The bond purchasers were falsely assured the bonds would generate full 11% interest payments when in reality they had been in default since January 2010.

The action leading up to the transactions began when a wealthy Fayetteville, Ark. Individual identified only was WS, whose business the firm wanted to maintain, contacted Murchison about selling his entire block of his Ravenwood bonds. He had purchased the bonds at a price of 50 or 60 and wanted to make a profit. Murchison, after receiving approval from Duncan, bought the individual's bonds at a price of 80, even though the prevailing price was 52.89.

Murchison then solicited three elderly customers to purchase the Ravenwood bonds at prices between 82.375 and 82.75. The firm also sold some of the bonds to another firm, identified only as ABC, at a price of 80.

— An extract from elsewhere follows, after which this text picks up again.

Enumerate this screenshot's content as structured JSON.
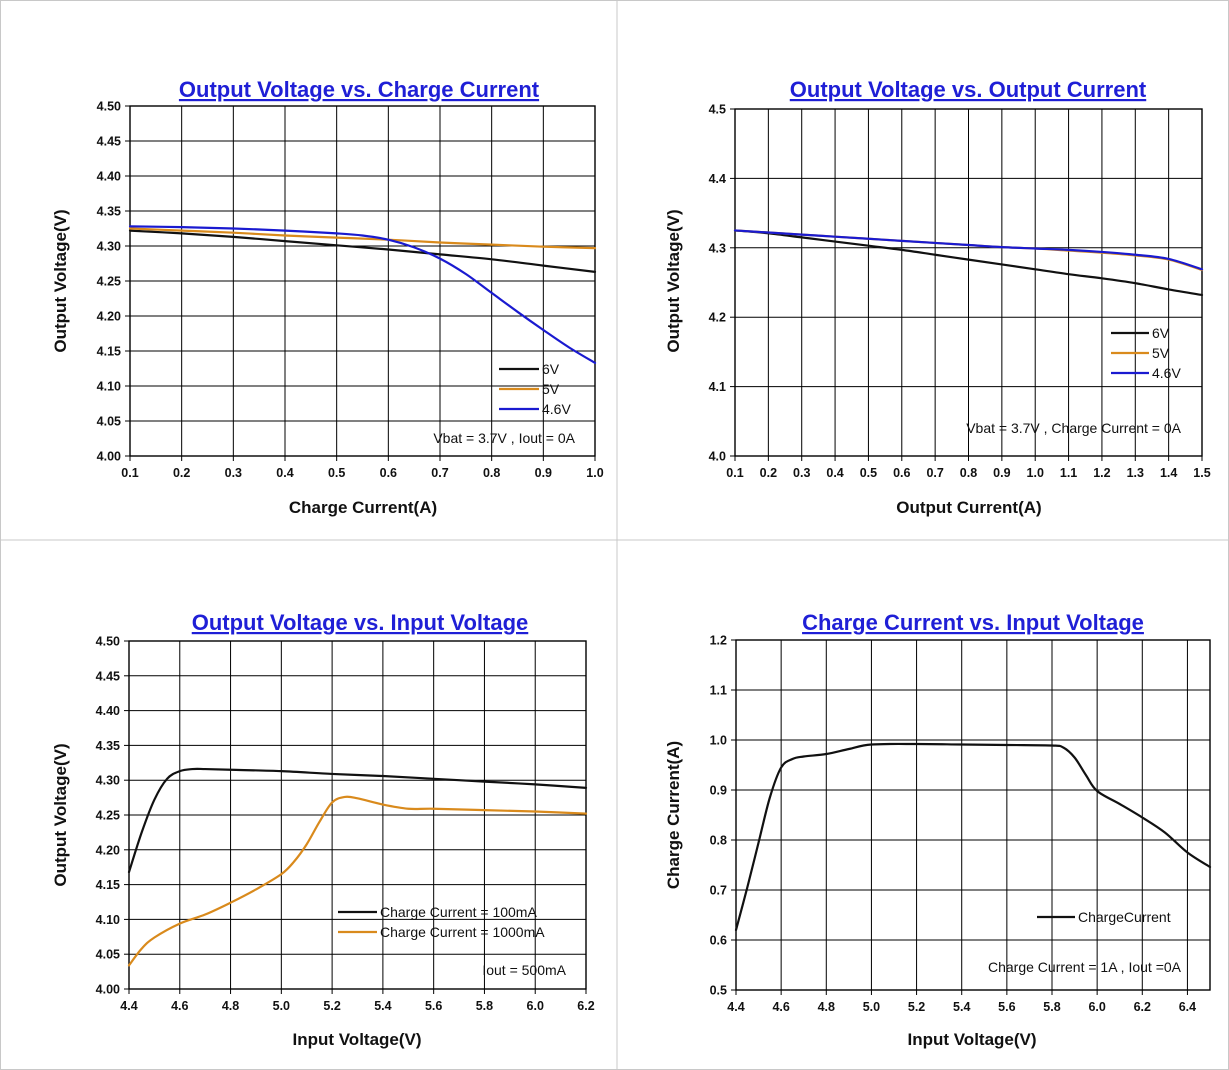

The sales left R.M. Duncan with a bond shortfall, so it purchased additional Ravenwood bonds from Eminence Partners LLLP, Duncan's investment fund. Less than a week earlier, R.M. Duncan sold the bonds back to Eminence at a price of 53.47.

FINRA found those actions violated Rules G-17 and G-30. Additionally, the firm's supervisory system failed to ensure compliance with the MSRB's fair pricing requirements, had no written procedures for how the firm should review the market price for munis, and did not identify a process to document supervisory reviews of prices charged to customers, FINRA found.

The firm also violated Rule G-27, FINRA said in its order.